Stress From Dissonant Relationships:
We all get into conflicts, make mistakes, or don't see eye to eye sometimes with the people in our lives, but it is how we approach dealing with the conflict that will determine wether or not it becomes stressful. Of all the ways we can approach our relationships, love is the way to make harmony. Through having love and compassion for the other person we are motivated to have patience, tolerance, appreciation, good listening, good communication, and understanding. This means that in turn we let go of negative states of mind like attachment, anger, frustration, selfishness, unwholesome competition, jealousy, and pride. Using mindfulness as a regular practice of presence to our mind we may notice whenever we slip into any one of these states of mind and do something about it (See “The Method for Transforming Negative States of Mind”). There are certain instances where out of compassion for ourselves and our safety we should remove ourselves from relating with certain people, where the relationship supports addictions or are abusive, or otherwise. We can do everything we can to seek out help for those people in our lives but also keeping our safety a priority is appropriate.

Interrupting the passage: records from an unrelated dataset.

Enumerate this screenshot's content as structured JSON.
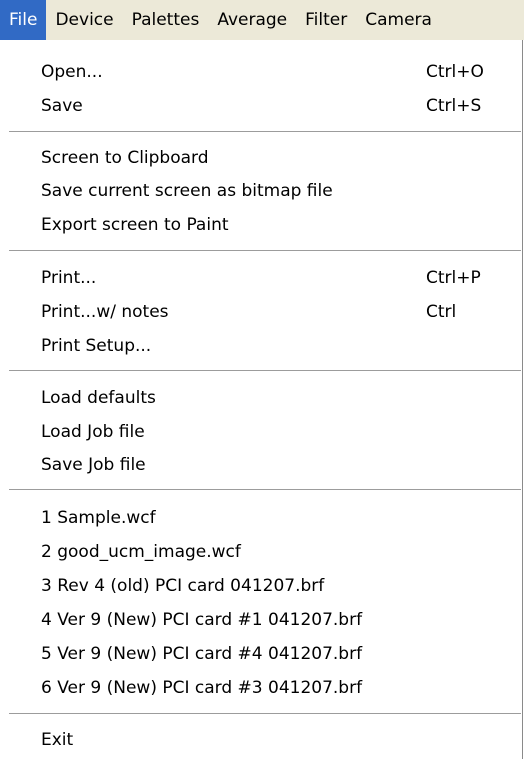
{
  "menubar": {
    "items": [
      {
        "label": "File",
        "active": true
      },
      {
        "label": "Device"
      },
      {
        "label": "Palettes"
      },
      {
        "label": "Average"
      },
      {
        "label": "Filter"
      },
      {
        "label": "Camera"
      }
    ]
  },
  "file_menu": {
    "groups": [
      [
        {
          "label": "Open...",
          "shortcut": "Ctrl+O"
        },
        {
          "label": "Save",
          "shortcut": "Ctrl+S"
        }
      ],
      [
        {
          "label": "Screen to Clipboard"
        },
        {
          "label": "Save current screen as bitmap file"
        },
        {
          "label": "Export screen to Paint"
        }
      ],
      [
        {
          "label": "Print...",
          "shortcut": "Ctrl+P"
        },
        {
          "label": "Print...w/ notes",
          "shortcut": "Ctrl"
        },
        {
          "label": "Print Setup..."
        }
      ],
      [
        {
          "label": "Load defaults"
        },
        {
          "label": "Load Job file"
        },
        {
          "label": "Save Job file"
        }
      ],
      [
        {
          "label": "1 Sample.wcf"
        },
        {
          "label": "2 good_ucm_image.wcf"
        },
        {
          "label": "3 Rev 4 (old) PCI card 041207.brf"
        },
        {
          "label": "4 Ver 9 (New) PCI card #1 041207.brf"
        },
        {
          "label": "5 Ver 9 (New) PCI card #4 041207.brf"
        },
        {
          "label": "6 Ver 9 (New) PCI card #3 041207.brf"
        }
      ],
      [
        {
          "label": "Exit"
        }
      ]
    ]
  }
}
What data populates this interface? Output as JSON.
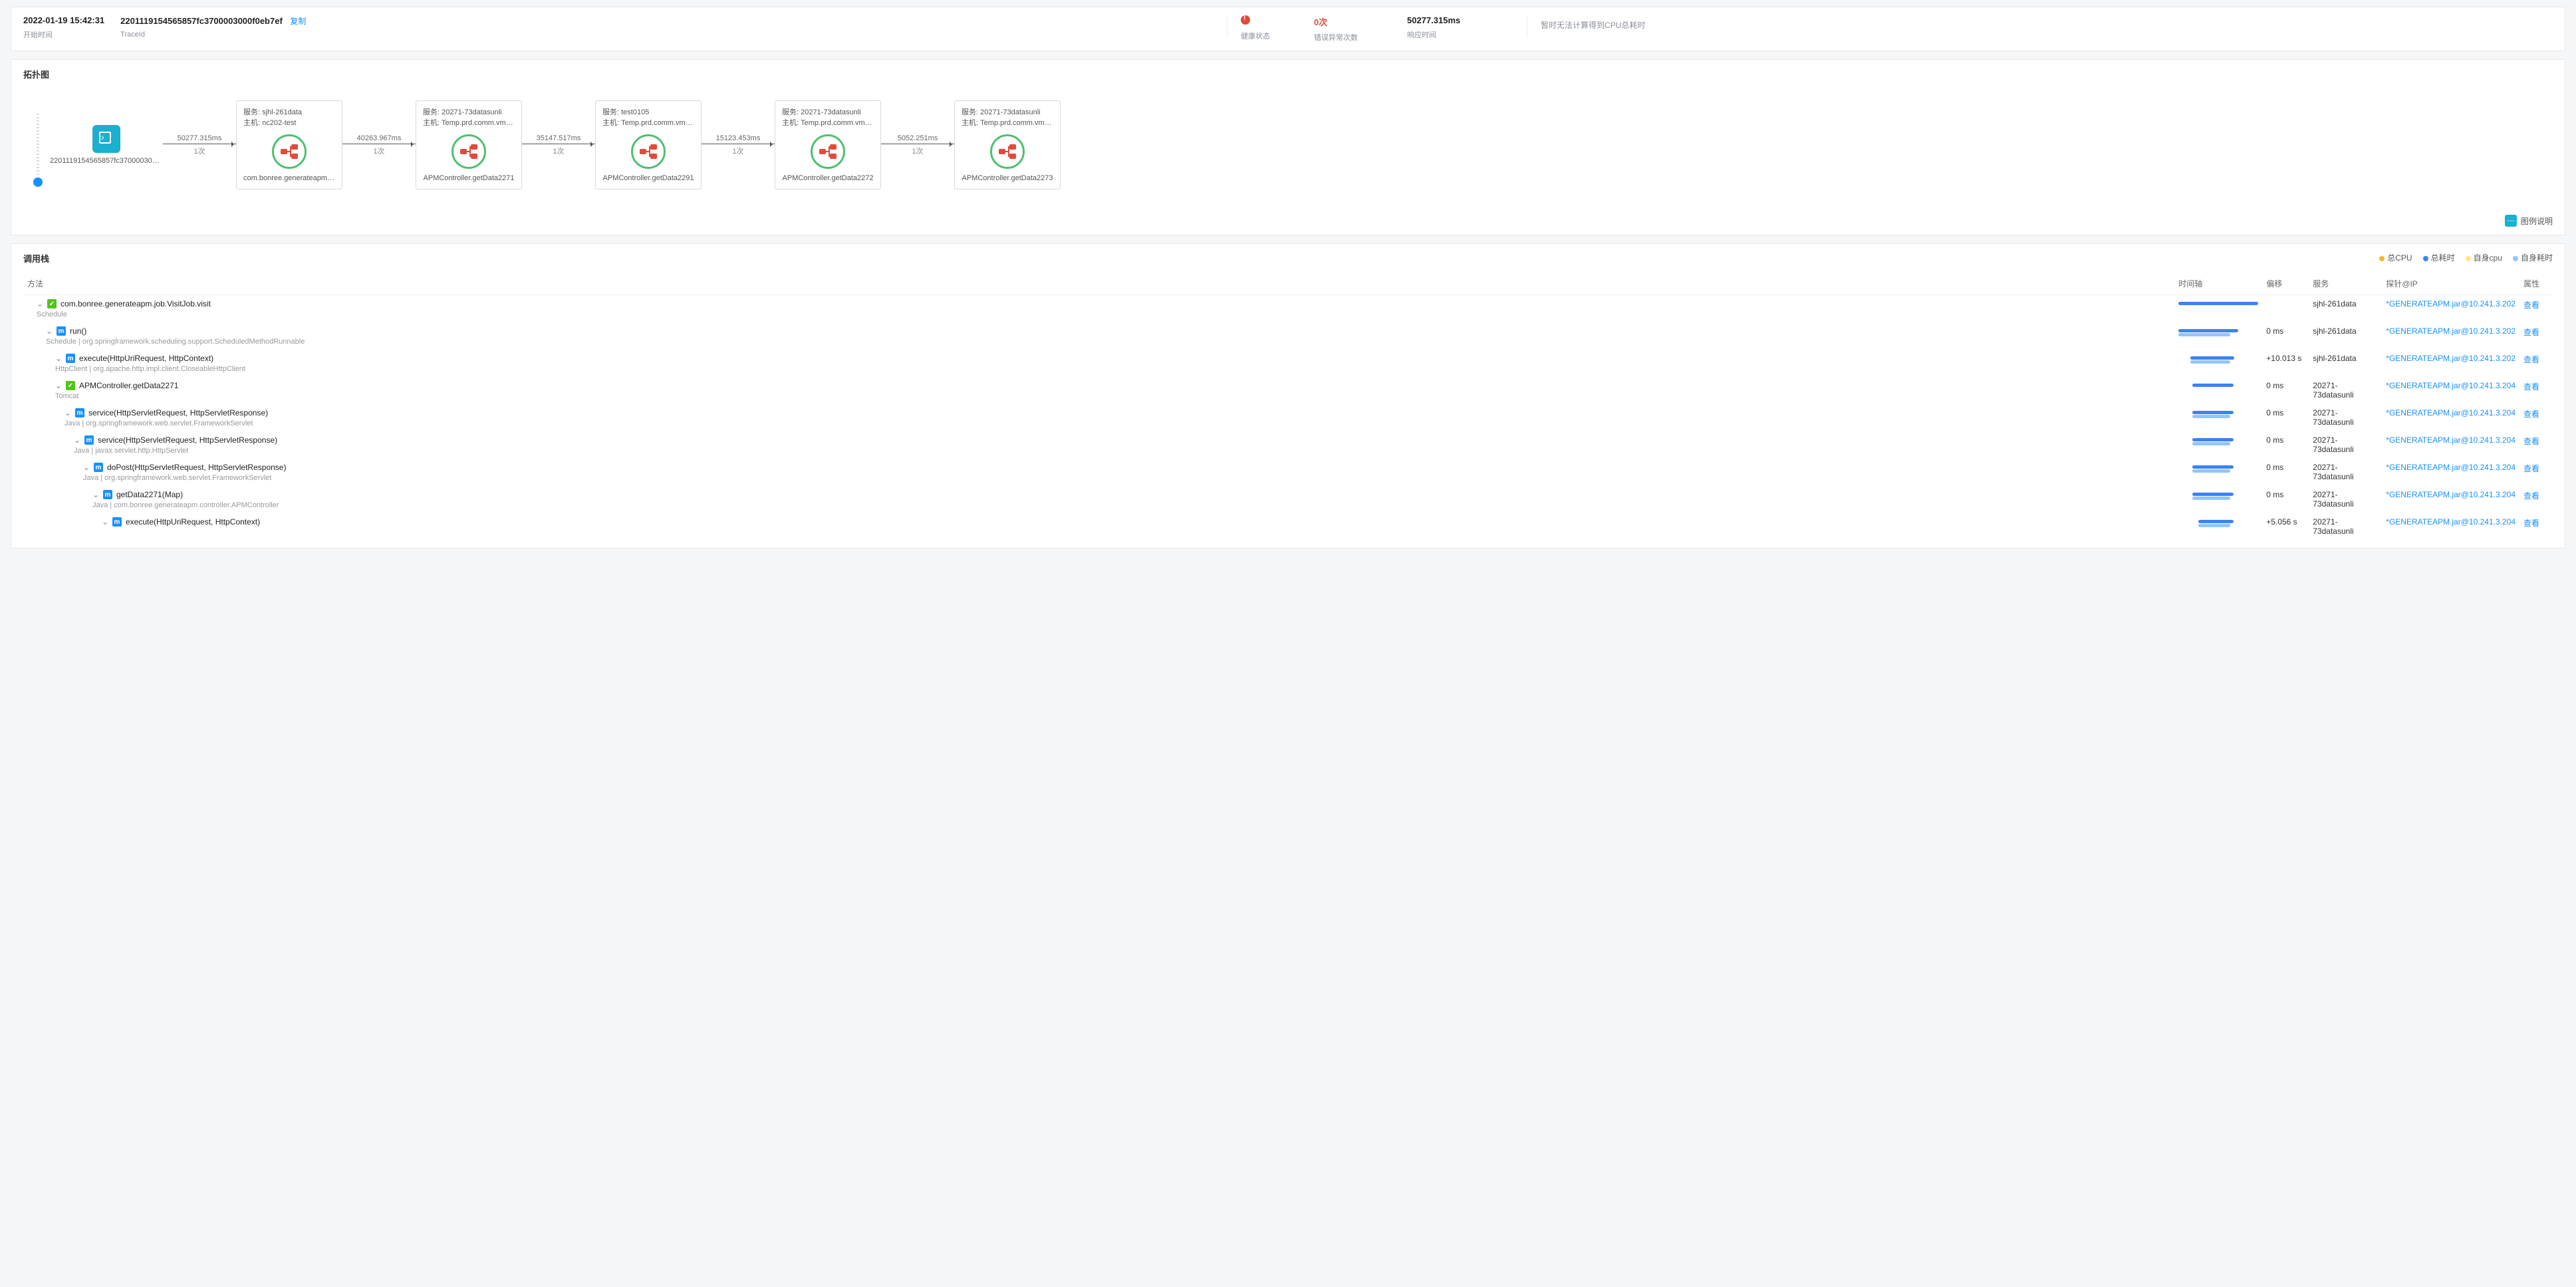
{
  "header": {
    "start_time": {
      "value": "2022-01-19 15:42:31",
      "label": "开始时间"
    },
    "trace_id": {
      "value": "2201119154565857fc3700003000f0eb7ef",
      "label": "TraceId",
      "copy": "复制"
    },
    "health": {
      "label": "健康状态"
    },
    "errors": {
      "value": "0次",
      "label": "错误异常次数"
    },
    "resp": {
      "value": "50277.315ms",
      "label": "响应时间"
    },
    "cpu_note": "暂时无法计算得到CPU总耗时"
  },
  "topo": {
    "title": "拓扑图",
    "root": {
      "id": "2201119154565857fc3700003000f0e..."
    },
    "edges": [
      {
        "ms": "50277.315ms",
        "count": "1次"
      },
      {
        "ms": "40263.967ms",
        "count": "1次"
      },
      {
        "ms": "35147.517ms",
        "count": "1次"
      },
      {
        "ms": "15123.453ms",
        "count": "1次"
      },
      {
        "ms": "5052.251ms",
        "count": "1次"
      }
    ],
    "nodes": [
      {
        "svc": "服务: sjhl-261data",
        "host": "主机: nc202-test",
        "method": "com.bonree.generateapm.job.Vis..."
      },
      {
        "svc": "服务: 20271-73datasunli",
        "host": "主机: Temp.prd.comm.vm.by.idc.b...",
        "method": "APMController.getData2271"
      },
      {
        "svc": "服务: test0105",
        "host": "主机: Temp.prd.comm.vm.by.idc.b...",
        "method": "APMController.getData2291"
      },
      {
        "svc": "服务: 20271-73datasunli",
        "host": "主机: Temp.prd.comm.vm.by.idc.b...",
        "method": "APMController.getData2272"
      },
      {
        "svc": "服务: 20271-73datasunli",
        "host": "主机: Temp.prd.comm.vm.by.idc.b...",
        "method": "APMController.getData2273"
      }
    ],
    "legend_btn": "图例说明"
  },
  "stack": {
    "title": "调用栈",
    "legend": {
      "total_cpu": "总CPU",
      "total_time": "总耗时",
      "self_cpu": "自身cpu",
      "self_time": "自身耗时"
    },
    "cols": {
      "method": "方法",
      "timeline": "时间轴",
      "offset": "偏移",
      "service": "服务",
      "probe": "探针@IP",
      "attr": "属性"
    },
    "view": "查看",
    "rows": [
      {
        "depth": 0,
        "badge": "g",
        "name": "com.bonree.generateapm.job.VisitJob.visit",
        "sub": "Schedule",
        "off": "",
        "svc": "sjhl-261data",
        "probe": "*GENERATEAPM.jar@10.241.3.202",
        "tl": {
          "l": 0,
          "w": 100,
          "h2": 0
        }
      },
      {
        "depth": 1,
        "badge": "b",
        "name": "run()",
        "sub": "Schedule | org.springframework.scheduling.support.ScheduledMethodRunnable",
        "off": "0 ms",
        "svc": "sjhl-261data",
        "probe": "*GENERATEAPM.jar@10.241.3.202",
        "tl": {
          "l": 0,
          "w": 75,
          "h2": 65
        }
      },
      {
        "depth": 2,
        "badge": "b",
        "name": "execute(HttpUriRequest, HttpContext)",
        "sub": "HttpClient | org.apache.http.impl.client.CloseableHttpClient",
        "off": "+10.013 s",
        "svc": "sjhl-261data",
        "probe": "*GENERATEAPM.jar@10.241.3.202",
        "tl": {
          "l": 15,
          "w": 55,
          "h2": 50
        }
      },
      {
        "depth": 2,
        "badge": "g",
        "name": "APMController.getData2271",
        "sub": "Tomcat",
        "off": "0 ms",
        "svc": "20271-73datasunli",
        "probe": "*GENERATEAPM.jar@10.241.3.204",
        "tl": {
          "l": 17,
          "w": 52,
          "h2": 0
        }
      },
      {
        "depth": 3,
        "badge": "b",
        "name": "service(HttpServletRequest, HttpServletResponse)",
        "sub": "Java | org.springframework.web.servlet.FrameworkServlet",
        "off": "0 ms",
        "svc": "20271-73datasunli",
        "probe": "*GENERATEAPM.jar@10.241.3.204",
        "tl": {
          "l": 17,
          "w": 52,
          "h2": 48
        }
      },
      {
        "depth": 4,
        "badge": "b",
        "name": "service(HttpServletRequest, HttpServletResponse)",
        "sub": "Java | javax.servlet.http.HttpServlet",
        "off": "0 ms",
        "svc": "20271-73datasunli",
        "probe": "*GENERATEAPM.jar@10.241.3.204",
        "tl": {
          "l": 17,
          "w": 52,
          "h2": 48
        }
      },
      {
        "depth": 5,
        "badge": "b",
        "name": "doPost(HttpServletRequest, HttpServletResponse)",
        "sub": "Java | org.springframework.web.servlet.FrameworkServlet",
        "off": "0 ms",
        "svc": "20271-73datasunli",
        "probe": "*GENERATEAPM.jar@10.241.3.204",
        "tl": {
          "l": 17,
          "w": 52,
          "h2": 48
        }
      },
      {
        "depth": 6,
        "badge": "b",
        "name": "getData2271(Map)",
        "sub": "Java | com.bonree.generateapm.controller.APMController",
        "off": "0 ms",
        "svc": "20271-73datasunli",
        "probe": "*GENERATEAPM.jar@10.241.3.204",
        "tl": {
          "l": 17,
          "w": 52,
          "h2": 48
        }
      },
      {
        "depth": 7,
        "badge": "b",
        "name": "execute(HttpUriRequest, HttpContext)",
        "sub": "",
        "off": "+5.056 s",
        "svc": "20271-73datasunli",
        "probe": "*GENERATEAPM.jar@10.241.3.204",
        "tl": {
          "l": 25,
          "w": 44,
          "h2": 40
        }
      }
    ]
  }
}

Stress From Un-Enjoyed Effort:
I'm sure we all have had to do something that we didn't want to do at the time. Sometimes we knew we had to do it anyway because it served a purpose. Sometimes, however we can get caught in applying effort to something that doesn't serve what we're interested in. When I was in school I felt this a lot because the majority of the topics I studied were not what I was interested in, and I knew this so much that it caused me undue stress. Other people, for example who take up occupations for the sake of making money but have no heartfelt interest in what they're doing suffer every day, being a slave to the dollar, until they finally say “enough is enough” and choose a new career that they truly love. Having to apply effort that you don't enjoy can cause stress because we physically and mentally invest ourselves in the work we do while simultaneously find ourself emotionally uninvested. This contrast and conflict within causes us to feel disconnected and disassociated from the work we do. Two solutions arise for this situation: change the way you see the work or change your work. Changing your perspective on the work by seeing maybe if it serves a greater purpose you can believe in is a way to get engaged in what you do. Otherwise, finding a new job or line of study is the way to go. Doing what you love is the best way to live your life and work happily.
Stress from Excessive Effort:
Make sure you have a balanced work ethic and don't push yourself too hard. Take your work only one step at a time giving it your full attention in the moment. Beware of becoming a workaholic that de-prioritizes things that are important in life like spending time with family. Also make sure there are regulations in place in your work that don't make you work too many hours or work too aggressively in unsafe conditions. These kinds of stress from excessive effort over time can lead to exhaustion, disease, or injury.
Stress from Illness or Injury:
When we get ill or injured our body is undergoing a lot of stress and therefore our mind is as well. Meditation is scientifically proven to help the immune system, reduce inflammation, and reduce pain including chronic pain. Use the guided meditation located under “Guided Meditation Audio” on the website to help deal with the stress of illness or injury. Also learn how to convert your suffering into a catalyst for great compassion for others (“Suffering as a Basis of Compassion”). In that practice you learn how to use the pain to amplify your wish for others to be free from similar suffering thereby growing your compassion. This practice also reduces the pain.